My answer was two words: energy management.

The Mistake

Earlier in my career, I said yes to everything.

Every request, every meeting, every ask that landed in my direction. I thought that's what good leadership looked like — being available, being responsive, being there for everyone who needed me.

By the weekend I was exhausted. Completely depleted. And I couldn't understand why, because I was doing everything right.

Until I realized I wasn't.

The problem wasn't the workload. It was that I was never fully present when I needed to be — because by the time the moments that truly mattered arrived, my energy was already gone.

The shift happened when I stopped thinking about what I had to do, and started thinking about where I needed to show up as my best self. And more importantly, how to make sure I actually had something to bring when I got there.

The Insight

Look at the leaders around you. Observe quietly.

Notice something about them.

They show up high energy. They are sharp, efficient, present. When they are with you, they are fully there — not distracted, not half-elsewhere, not running on empty. And they are not always available. They are the ones who control their time.

These are the leaders with strong routines. The ones who are hard to get time with. The ones who respond fast when they respond, because they have chosen to be there. That distance, that presence, that deliberate energy draws a kind of respect that constant availability never does.

They are the ones you want to follow. The ones you want to learn from. The ones you find yourself wanting to be in the room with, because when they show up, you feel it.

That is not personality. That is not talent.

That is energy management.

This is not a time management conversation. Time is fixed — everyone gets the same twenty-four hours. Energy is the variable. The leaders who understand that, who treat their energy as the finite, precious resource it actually is, are the ones who perform at their best when it matters most.

The Shift: Your Energy Is a Bottle of Water

Every morning you start with a full bottle. Throughout the day you have many plants to water — meetings, decisions, people, problems, priorities. Not every plant needs water every day. Some can wait. Some are urgent. Some will thrive with less than you think.

The leaders who burn out are the ones trying to water every plant every day until the bottle runs dry before noon — and then wondering why they have nothing left for what matters most.

Three practices to manage your energy deliberately

  1. Fill your bottle first.
    Before the day starts, before the inbox opens, before the first meeting lands — protect the habits that restore your energy. Whatever fills yours. That is not a luxury.
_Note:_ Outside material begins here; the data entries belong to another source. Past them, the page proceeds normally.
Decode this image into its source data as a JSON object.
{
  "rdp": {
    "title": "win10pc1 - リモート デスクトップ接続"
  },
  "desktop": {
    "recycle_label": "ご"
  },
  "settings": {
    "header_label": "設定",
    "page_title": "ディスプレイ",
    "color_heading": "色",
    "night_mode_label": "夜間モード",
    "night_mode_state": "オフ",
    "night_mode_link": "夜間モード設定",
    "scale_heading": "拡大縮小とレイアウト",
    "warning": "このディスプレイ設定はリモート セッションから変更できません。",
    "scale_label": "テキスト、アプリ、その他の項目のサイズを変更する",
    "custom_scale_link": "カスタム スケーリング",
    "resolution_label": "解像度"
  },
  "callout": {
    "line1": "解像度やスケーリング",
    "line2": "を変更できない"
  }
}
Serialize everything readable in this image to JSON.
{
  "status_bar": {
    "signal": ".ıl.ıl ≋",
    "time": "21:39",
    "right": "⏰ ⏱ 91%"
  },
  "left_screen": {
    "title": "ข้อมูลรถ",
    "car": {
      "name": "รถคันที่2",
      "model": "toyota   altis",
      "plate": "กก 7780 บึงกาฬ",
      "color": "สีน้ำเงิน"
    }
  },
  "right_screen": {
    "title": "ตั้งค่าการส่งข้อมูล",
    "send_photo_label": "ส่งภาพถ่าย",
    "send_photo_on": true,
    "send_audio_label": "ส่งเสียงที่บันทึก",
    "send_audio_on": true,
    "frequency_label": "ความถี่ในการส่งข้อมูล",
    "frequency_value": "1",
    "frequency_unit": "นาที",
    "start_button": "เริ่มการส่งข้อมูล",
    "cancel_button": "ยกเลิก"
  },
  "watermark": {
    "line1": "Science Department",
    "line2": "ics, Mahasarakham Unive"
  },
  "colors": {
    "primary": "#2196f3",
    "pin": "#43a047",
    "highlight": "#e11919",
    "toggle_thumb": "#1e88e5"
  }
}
It is the first leadership decision of the day.
  2. Choose your plants deliberately.
    Look at your day and ask: where do I need to show up as my best self today? Those are the plants that get water first. Everything else gets what's left, or waits until tomorrow.
  3. Protect enough for tomorrow.
    The leaders who sustain high performance over years are not the ones who give everything every day. They are the ones who consistently have something to bring. That requires knowing when to stop. When the bottle is running low, stop watering. Rest. Refill. Come back full.

The Real Answer Was Never About Rest

The question at the symposium was about burnout. But the real answer was never about rest. It was about intention.

The leaders who navigate demanding environments without burning out are not superhuman. They are strategic. They understand that their energy is not unlimited, and they make deliberate choices about where it goes before the day makes those choices for them.

Key takeaway: You cannot pour from an empty bottle. But you also cannot water every plant at once. The most important leadership skill nobody teaches you is knowing which ones to water — and when.

Until next time — deliver with clarity, be seen with integrity.

— Ivy

One bottle, many plants, choose wisely.